The U.S. Court of Appeals for the 2nd Circuit found that a city Department of Education policy prohibiting church services in public schools is constitutional.
The policy allows religious and other community organizations to use classrooms and other facilities for after-hours programs but denies access to those seeking to use the space as a “house of worship.”
Two of the three judges on the panel agreed to reverse a 2012 lower-court decision by U.S. District Judge Loretta Preska ordering the department not to enforce the rule against the Bronx Household of Faith. The appeals court disagreed with the judge’s finding that denying the church access to the school would violate First Amendment protections regarding free exercise of faith.

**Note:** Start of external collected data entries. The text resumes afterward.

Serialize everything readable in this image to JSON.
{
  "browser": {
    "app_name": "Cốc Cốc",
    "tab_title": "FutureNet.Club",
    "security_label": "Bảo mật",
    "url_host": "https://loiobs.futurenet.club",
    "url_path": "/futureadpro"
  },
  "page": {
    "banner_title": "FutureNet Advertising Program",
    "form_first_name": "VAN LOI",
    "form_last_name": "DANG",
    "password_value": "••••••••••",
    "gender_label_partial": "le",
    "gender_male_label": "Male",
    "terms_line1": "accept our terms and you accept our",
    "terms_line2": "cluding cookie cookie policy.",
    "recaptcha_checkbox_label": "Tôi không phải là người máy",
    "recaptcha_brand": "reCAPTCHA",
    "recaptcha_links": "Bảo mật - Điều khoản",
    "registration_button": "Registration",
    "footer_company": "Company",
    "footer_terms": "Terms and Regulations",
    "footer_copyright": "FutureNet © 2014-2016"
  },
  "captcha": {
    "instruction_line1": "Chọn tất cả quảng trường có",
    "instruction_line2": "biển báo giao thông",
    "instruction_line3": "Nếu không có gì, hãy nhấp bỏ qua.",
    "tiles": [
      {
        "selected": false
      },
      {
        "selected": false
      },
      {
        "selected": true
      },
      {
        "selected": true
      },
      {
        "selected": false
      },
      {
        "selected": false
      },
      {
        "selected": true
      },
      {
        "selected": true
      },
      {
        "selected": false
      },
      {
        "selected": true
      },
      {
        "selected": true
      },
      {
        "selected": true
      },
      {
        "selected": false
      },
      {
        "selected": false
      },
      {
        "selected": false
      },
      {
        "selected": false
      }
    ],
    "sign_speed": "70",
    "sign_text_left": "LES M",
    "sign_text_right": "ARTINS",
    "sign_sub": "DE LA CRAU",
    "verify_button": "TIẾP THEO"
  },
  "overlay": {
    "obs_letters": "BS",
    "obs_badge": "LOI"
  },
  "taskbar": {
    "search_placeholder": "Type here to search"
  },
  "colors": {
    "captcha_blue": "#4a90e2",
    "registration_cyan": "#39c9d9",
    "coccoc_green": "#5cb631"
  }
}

“In the District Court’s view, because Bronx Household and its congregants have a constitutional right to worship as they choose without interference from government and cannot afford to pay for a large enough site to accommodate the entire congregation, the Free Exercise Clause obligates the [department] to provide them with a subsidized facility in which to exercise the right,” the majority wrote. “The Free Exercise Clause, however, has never been understood to require government to finance a subject’s exercise of religion.”
By refusing to host religious services, the department is correctly seeking to avoid the risk of violating the establishment clause, which prohibits government from endorsing a religion, the two judges added. The dissenting judge disagreed, in part by citing a survey finding that of the 50 largest school districts in the United States, New York City is the only one that excludes religious worship from its facilities.
Jordan Lorence, an attorney for the Bronx Household of Faith, said the church was considering an appeal to the entire circuit bench or to the Supreme Court.